▬ Tout le monde le sait, on ne nait pas vampire, on le devient... L'histoire de Jude ne débute donc pas dans le corps de cette créature avide de sang et de mort. Non, il a bel et bien été une personne normale. Enfin ... si on peut dire.
A la naissance de l'enfant, James, le père de Jude, était à la fois très heureux et extrêmement malheureux. Mariage arrangé, les deux parents avaient finalement réussi à développer des sentiments l'un pour l'autre. De là à dire qu'il s'agissait d'amour, peut-être pas mais ils éprouvaient un grand attachement réciproque. Ils voulurent un enfant pour conclure leur alliance mais aussi parce que leurs familles le leur imposait, pour l'héritage. Aileen, car tel était le nom de la mère de Jude, eut beaucoup de mal à tomber enceinte. A l'époque, on ne pouvait pourtant pas dire que c'étaient les moyens de contraception qui perturbaient les cycles menstruels ! La jeune femme avait peut-être un soucis, jamais on ne le sut surtout qu'elle parvint finalement, au bout de trois années de tentatives à tomber enceinte. La grossesse se passa très bien et l'enfant naquit sans soucis ... à un détail près puisque Aileen décéda en couche. Jude poussa son premier cri qu'elle laissait s’échapper son dernier soupire.

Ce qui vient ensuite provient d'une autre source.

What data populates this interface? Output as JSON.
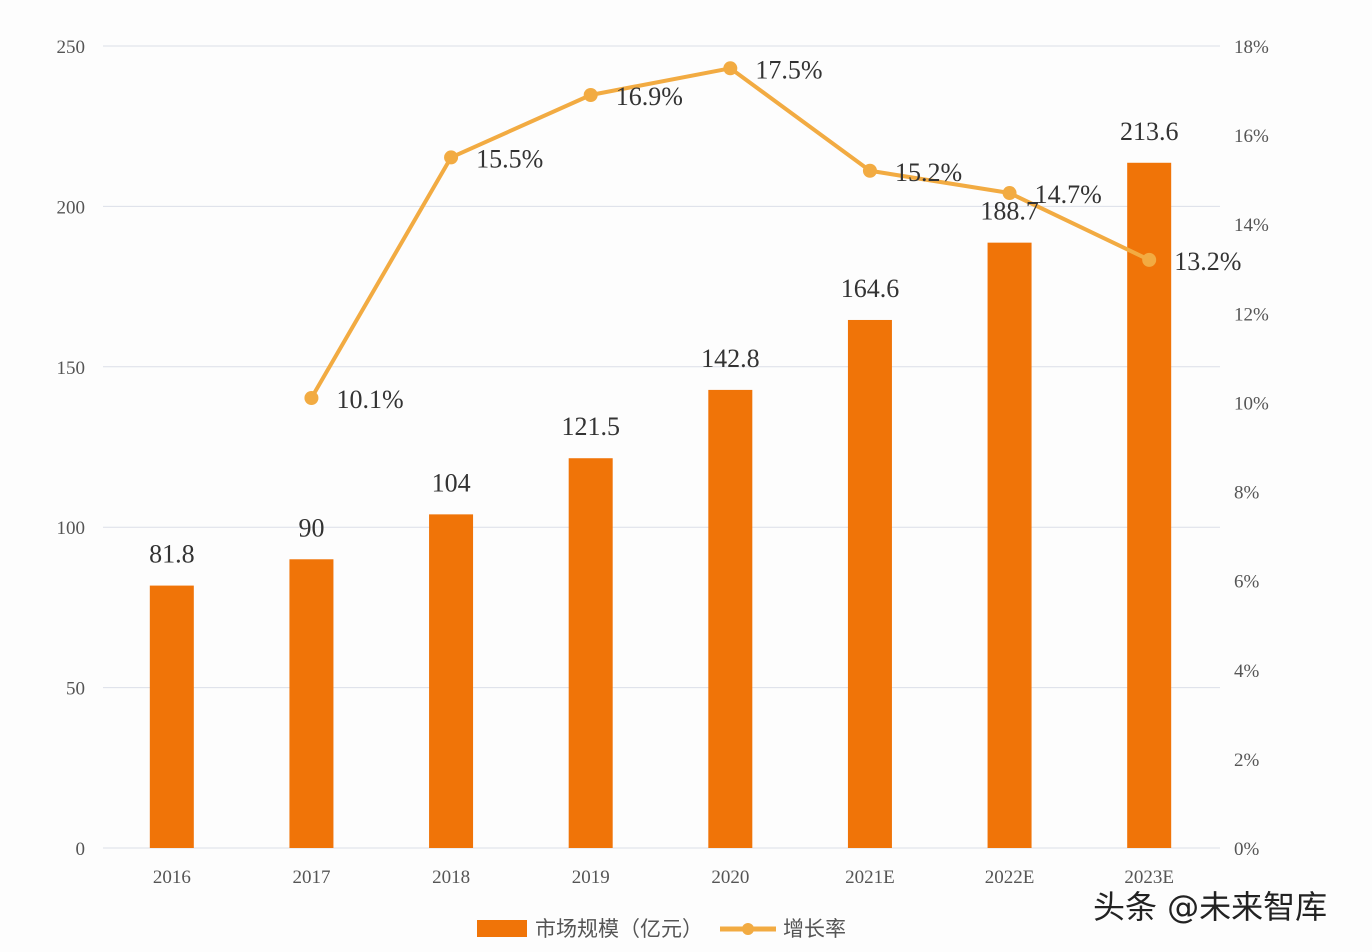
{
  "chart_data": {
    "type": "bar+line",
    "categories": [
      "2016",
      "2017",
      "2018",
      "2019",
      "2020",
      "2021E",
      "2022E",
      "2023E"
    ],
    "series": [
      {
        "name": "市场规模（亿元）",
        "type": "bar",
        "axis": "left",
        "values": [
          81.8,
          90,
          104,
          121.5,
          142.8,
          164.6,
          188.7,
          213.6
        ],
        "labels": [
          "81.8",
          "90",
          "104",
          "121.5",
          "142.8",
          "164.6",
          "188.7",
          "213.6"
        ]
      },
      {
        "name": "增长率",
        "type": "line",
        "axis": "right",
        "values": [
          null,
          10.1,
          15.5,
          16.9,
          17.5,
          15.2,
          14.7,
          13.2
        ],
        "labels": [
          "",
          "10.1%",
          "15.5%",
          "16.9%",
          "17.5%",
          "15.2%",
          "14.7%",
          "13.2%"
        ]
      }
    ],
    "y_left": {
      "range": [
        0,
        250
      ],
      "ticks": [
        "0",
        "50",
        "100",
        "150",
        "200",
        "250"
      ]
    },
    "y_right": {
      "range": [
        0,
        18
      ],
      "ticks": [
        "0%",
        "2%",
        "4%",
        "6%",
        "8%",
        "10%",
        "12%",
        "14%",
        "16%",
        "18%"
      ]
    },
    "grid": true,
    "legend_position": "bottom",
    "colors": {
      "bar": "#f07408",
      "line": "#f2ab42",
      "grid": "#dcdfe8"
    }
  },
  "watermark": "头条 @未来智库"
}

James s'apprêtait à sombrer dans la dépression, ne voulant soudain plus de cet enfant qui lui avait pris sa femme. Mais sa famille lui fit prendre conscience qu'il y avait un peu d'Aileen dans ce petit être qui venait de naitre et que maintenant, il devait prendre soin de lui comme ils avaient prévu de le faire à deux.

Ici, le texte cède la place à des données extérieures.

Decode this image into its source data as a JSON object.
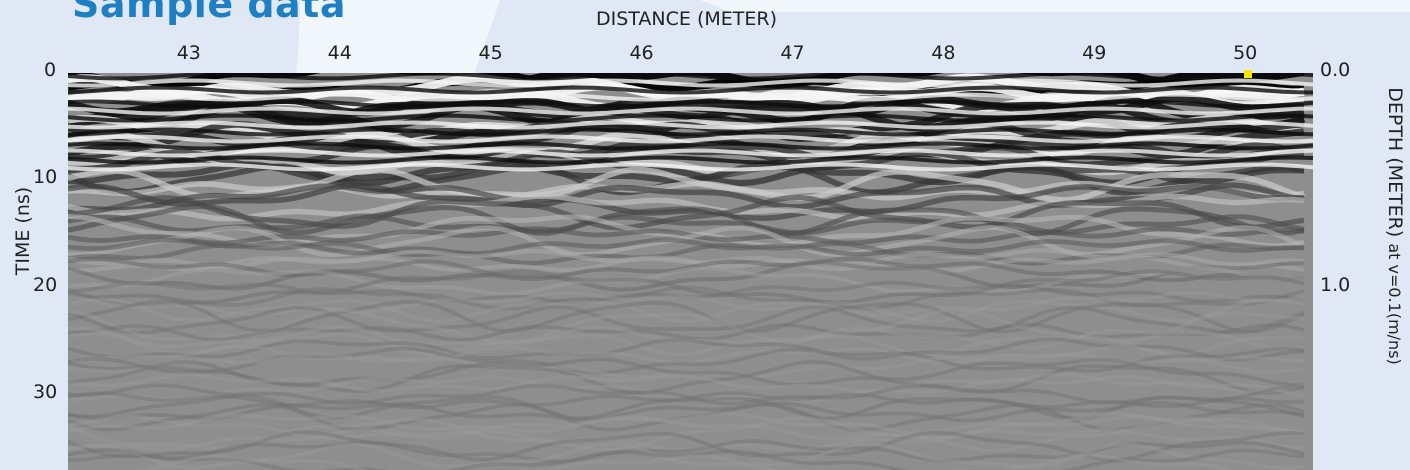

Les premières années de la vie de Jude se passèrent donc plutôt bien ; l'enfant avait l'air parfaitement normal, il allait vers les autres et semblait parvenir à s'entendre avec tout le monde. On avait pourtant souvent dit à James que les enfants vivant sans la présence d'une mère finissait mal mais il ne voulait pas le croire ! Il pourrait bien faire ... Il voulait bien faire...

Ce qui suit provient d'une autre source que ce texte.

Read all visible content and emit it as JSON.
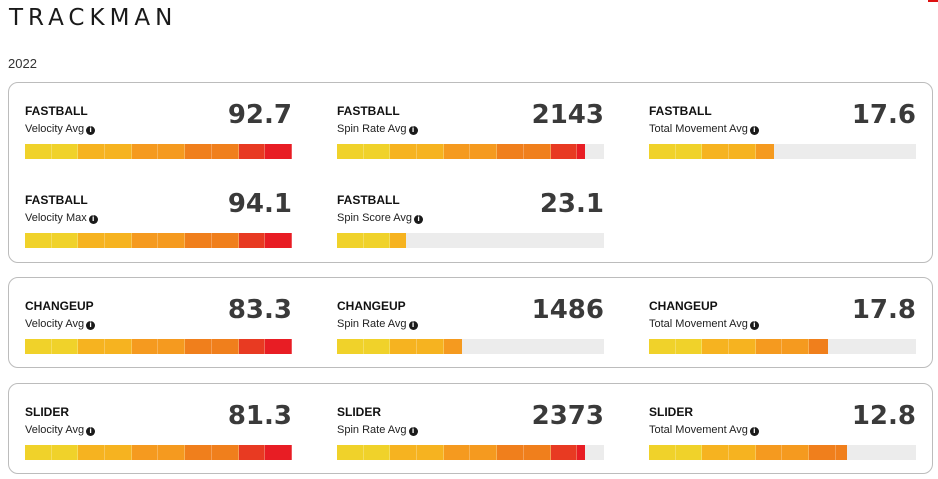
{
  "brand": "TRACKMAN",
  "year": "2022",
  "info_glyph": "i",
  "segment_colors": [
    "#f0d22a",
    "#f0d22a",
    "#f6b320",
    "#f6b320",
    "#f59a1f",
    "#f59a1f",
    "#f07f1c",
    "#f07f1c",
    "#e83a22",
    "#e81d24"
  ],
  "groups": [
    {
      "id": "fastball",
      "metrics": [
        {
          "pitch": "FASTBALL",
          "label": "Velocity Avg",
          "value": "92.7",
          "fill_fraction": 1.0
        },
        {
          "pitch": "FASTBALL",
          "label": "Spin Rate Avg",
          "value": "2143",
          "fill_fraction": 0.93
        },
        {
          "pitch": "FASTBALL",
          "label": "Total Movement Avg",
          "value": "17.6",
          "fill_fraction": 0.47
        },
        {
          "pitch": "FASTBALL",
          "label": "Velocity Max",
          "value": "94.1",
          "fill_fraction": 1.0
        },
        {
          "pitch": "FASTBALL",
          "label": "Spin Score Avg",
          "value": "23.1",
          "fill_fraction": 0.26
        }
      ]
    },
    {
      "id": "changeup",
      "metrics": [
        {
          "pitch": "CHANGEUP",
          "label": "Velocity Avg",
          "value": "83.3",
          "fill_fraction": 1.0
        },
        {
          "pitch": "CHANGEUP",
          "label": "Spin Rate Avg",
          "value": "1486",
          "fill_fraction": 0.47
        },
        {
          "pitch": "CHANGEUP",
          "label": "Total Movement Avg",
          "value": "17.8",
          "fill_fraction": 0.67
        }
      ]
    },
    {
      "id": "slider",
      "metrics": [
        {
          "pitch": "SLIDER",
          "label": "Velocity Avg",
          "value": "81.3",
          "fill_fraction": 1.0
        },
        {
          "pitch": "SLIDER",
          "label": "Spin Rate Avg",
          "value": "2373",
          "fill_fraction": 0.93
        },
        {
          "pitch": "SLIDER",
          "label": "Total Movement Avg",
          "value": "12.8",
          "fill_fraction": 0.74
        }
      ]
    }
  ]
}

Il avait même refusé de se tourner vers une nouvelle femme ; il ne voulait pas remplacer Aileen. Avec le recul... peut-être l'avait-il aimé finalement !
C'est lorsque Jude eut huit ans que tout commença à basculer et personne ne compris comment ni pourquoi. Sans doute Jude le sait-il mais jamais il n'en parla...
James, malgré l'arrangement du mariage, n'était pas extrêmement riche, il n'avait donc pas les moyens de payer un précepteur à son fils. Il allait donc dans la petite "école" de la paroisse. L'enseignement n'était pas de haute qualité à ce qu'il avait pu en juger mais au moins son fils recevait un minimum de culture ou c'était ce qui lui paraissait. Lui n'avait pas le temps de s'en occuper...
Un après-midi qu'il était chez lui en train de régler des comptes, on frappa chez James qui alla ouvrir la porte. On lui demanda de venir en toute hâte à l'école car il y avait un problème avec son fils. Fou d'inquiétude, il suivit le messager qui ne lui avait rien appris de plus que cela. Arrivé au bout de la rue, il pénétra dans le petit bâtiment et vit alors son fils, les vêtements ensanglantés autant que ses mains et il avait également du sang qui lui coulait le long de la lèvre. Effaré, il courut vers lui et demanda au curé qui gérait les enfants :
« Bon sang ! Mais qui lui a fait ça ? »
Bien sûr, il ne comprit pas l'air terrifiée de l'homme d'église qui ne devait pas avoir plus de 35-36 ans. Le jeune curé se contenta de montrer le seau non loin de Jude du bout du doigt, visiblement incapable de parler. Dedans, s'y trouvait un coq baignant dans son propre sang, déplumé à la gorge et avec des traces de dents à ce niveau. On aurait dit qu'un ourson avait tenté de lui faire son affaire. A son tour James posa un regard effrayé sur son fils. Jude avait l'air calme lui mais cela durerait-il ?
« C'est toi qui a fait ça ? »
L'enfant se contenta d'un hochement de tête. Oui, c'était bien lui qui avait égorgé ce pauvre animal qui ne lui avait pourtant rien fait. Et il ne semblait pas perturbé plus que ça contrairement à son père qui était désemparé.
Jude ne fut pas puni pour son acte. James ne croyait pas qu'il avait réellement pu faire ça. Il laissa donc couler, attendant de voir si un autre phénomène du genre se produisait. Dans le fond, l'homme ne voulait pas donner raison aux personnes qui lui avaient dit qu'il ne pourrait pas élever son fils seul...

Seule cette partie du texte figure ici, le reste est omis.